Although bone morphogenic proteins (BMPs) are potent stimulators of bone formation in vitro and in vivo, their use as therapeutic agents in enhancing bone healing is limited by the wide-expression of BMP receptors in a large variety of tissues, making BMP's systemic administration essentially unpractical.
On the other hand, the administration of fluorides is often associated with increased bone fragility, presumably due to adverse effects on bone mineralization.
Thus, there is currently a need for developing a safe and useful method and/or composition for preventing and/or treating osteoporosis.
Osteoporosis is a multi-factorial disease, depending on both environmental and genetic factors. Twin studies have shown that genetic factors account for 60-80% of the variance in bone mineral density (BMD).
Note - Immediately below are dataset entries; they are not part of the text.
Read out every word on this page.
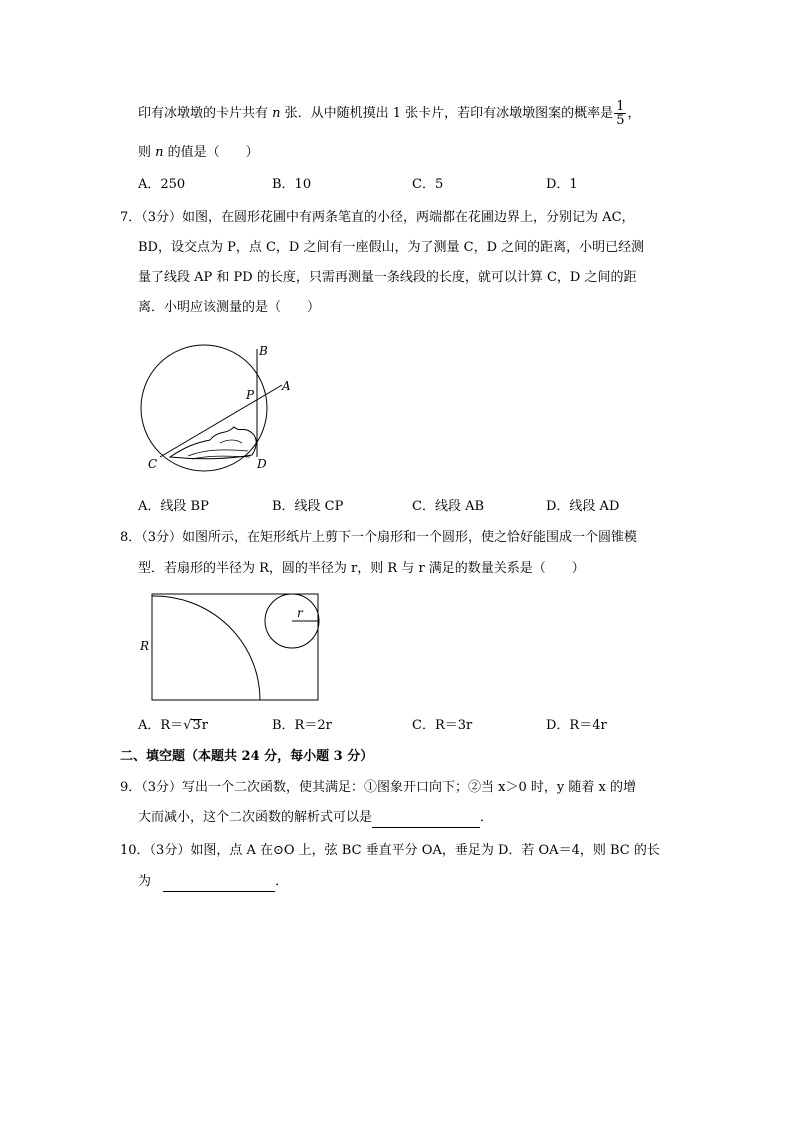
印有冰墩墩的卡片共有 n 张．从中随机摸出 1 张卡片，若印有冰墩墩图案的概率是 $\frac{1}{5}$ ，
则 n 的值是（　　）
A．250	B．10	C．5	D．1
7．（3分）如图，在圆形花圃中有两条笔直的小径，两端都在花圃边界上，分别记为 AC，
BD，设交点为 P，点 C，D 之间有一座假山，为了测量 C，D 之间的距离，小明已经测
量了线段 AP 和 PD 的长度，只需再测量一条线段的长度，就可以计算 C，D 之间的距
离．小明应该测量的是（　　）
B
P
A
C	D
A．线段 BP	B．线段 CP	C．线段 AB	D．线段 AD
8．（3分）如图所示，在矩形纸片上剪下一个扇形和一个圆形，使之恰好能围成一个圆锥模
型．若扇形的半径为 R，圆的半径为 r，则 R 与 r 满足的数量关系是（　　）
r
R
A．R＝√3r	B．R＝2r	C．R＝3r	D．R＝4r
二、填空题（本题共 24 分，每小题 3 分）
9．（3分）写出一个二次函数，使其满足：①图象开口向下；②当 x＞0 时，y 随着 x 的增
大而减小，这个二次函数的解析式可以是	．
10．（3分）如图，点 A 在⊙O 上，弦 BC 垂直平分 OA，垂足为 D．若 OA＝4，则 BC 的长
为	．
In order to identify the gene(s) underlying the genetic basis of osteoporosis, numerous linkage analysis studies, case-control association studies and quantitative trait locus (QTL) mapping in animal models were conducted (Reviewed in Yao-Zhong, L., et al., 2003, J. of Endocrinology, 177: 147-196). While linkage analysis studies have implicated a mutation in the interleukin-6 (IL6) gene, several association studies suggested that polymorphisms in the Collagen type 1 α1 (COL1A1) gene and possibly also in the vitamin D receptor (VDR) and calcitonin receptor (CTR) genes, are associated with osteoporosis. However, other association studies suggested a relationship between susceptibility to osteoporosis and genetic variations in the 5′-flanking region of the RIL gene encoding a PDZ-LIM domain protein (Omasu et al. 2003, Association of genetic variation of the RIL gene, encoding a PDZ-LIM domain protein and localized in 5q31.1, with low bone mineral density in adult Japanese women. J. Hum. Genet. 48: 342-345) or with exon 10 of the low-density-lipoprotein-receptor-related receptor-related protein 5 (LRP5) gene (Mizuguchi et al. 2004. LRP5, low-density-lipoprotein-receptor-related protein 5, is a determinant for bone mineral density. J. Hum. Genet. 49: 80-86).
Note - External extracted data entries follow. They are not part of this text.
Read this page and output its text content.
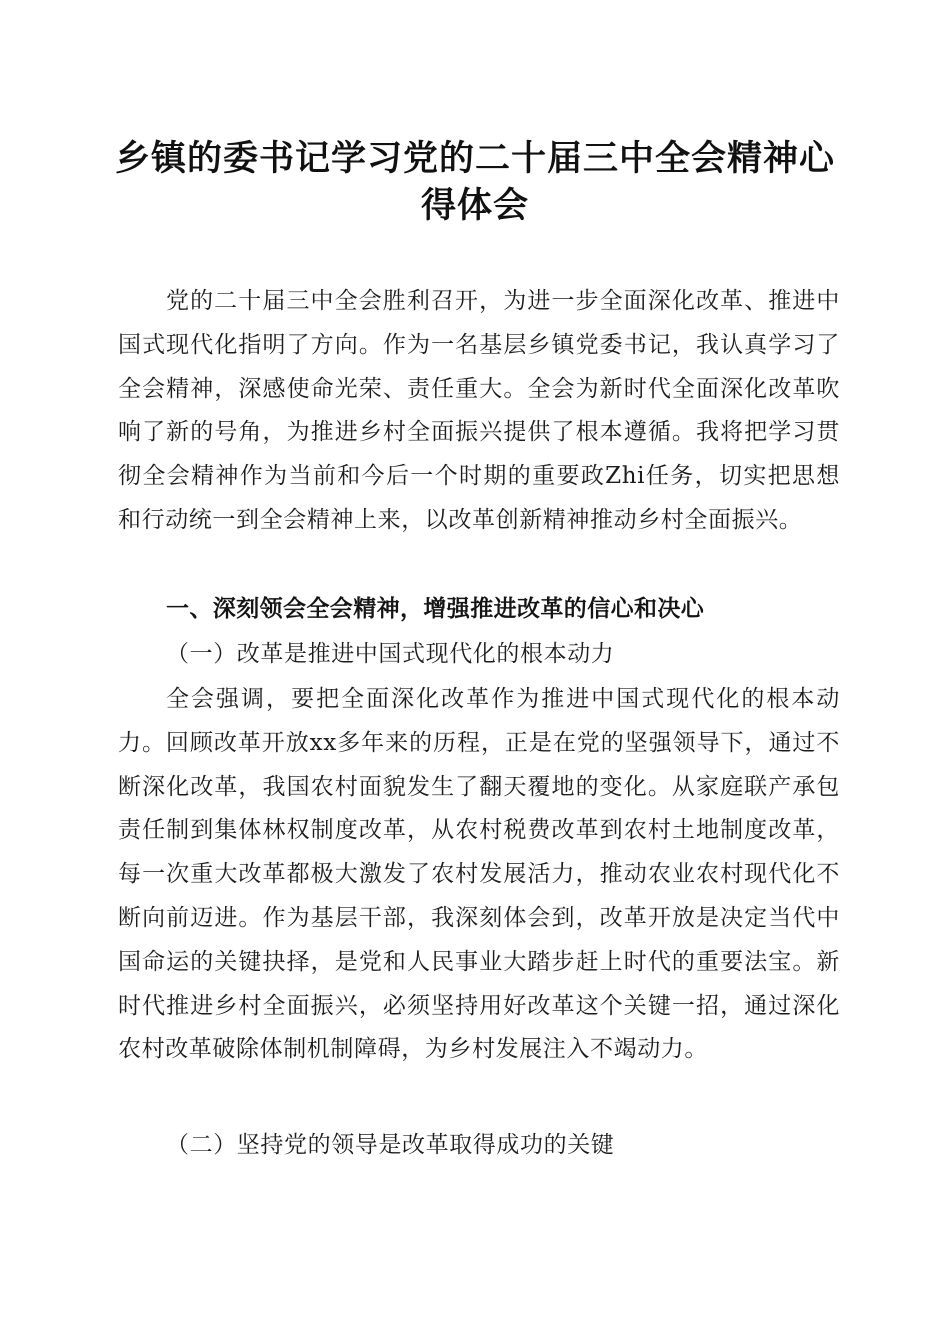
乡镇的委书记学习党的二十届三中全会精神心
得体会

党的二十届三中全会胜利召开，为进一步全面深化改革、推进中国式现代化指明了方向。作为一名基层乡镇党委书记，我认真学习了全会精神，深感使命光荣、责任重大。全会为新时代全面深化改革吹响了新的号角，为推进乡村全面振兴提供了根本遵循。我将把学习贯彻全会精神作为当前和今后一个时期的重要政Zhi任务，切实把思想和行动统一到全会精神上来，以改革创新精神推动乡村全面振兴。

一、深刻领会全会精神，增强推进改革的信心和决心

（一）改革是推进中国式现代化的根本动力

全会强调，要把全面深化改革作为推进中国式现代化的根本动力。回顾改革开放xx多年来的历程，正是在党的坚强领导下，通过不断深化改革，我国农村面貌发生了翻天覆地的变化。从家庭联产承包责任制到集体林权制度改革，从农村税费改革到农村土地制度改革，每一次重大改革都极大激发了农村发展活力，推动农业农村现代化不断向前迈进。作为基层干部，我深刻体会到，改革开放是决定当代中国命运的关键抉择，是党和人民事业大踏步赶上时代的重要法宝。新时代推进乡村全面振兴，必须坚持用好改革这个关键一招，通过深化农村改革破除体制机制障碍，为乡村发展注入不竭动力。

（二）坚持党的领导是改革取得成功的关键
While reducing the present invention to practice, the present inventors have uncovered that mice lacking the CB2 receptor gene (CNR2) exhibit low bone mass and high bone turnover. In addition, the present inventors have uncovered that SNPs in the CNR2 locus are highly associated with osteoporosis and that such SNPs can be used in determining predisposition to osteoporosis.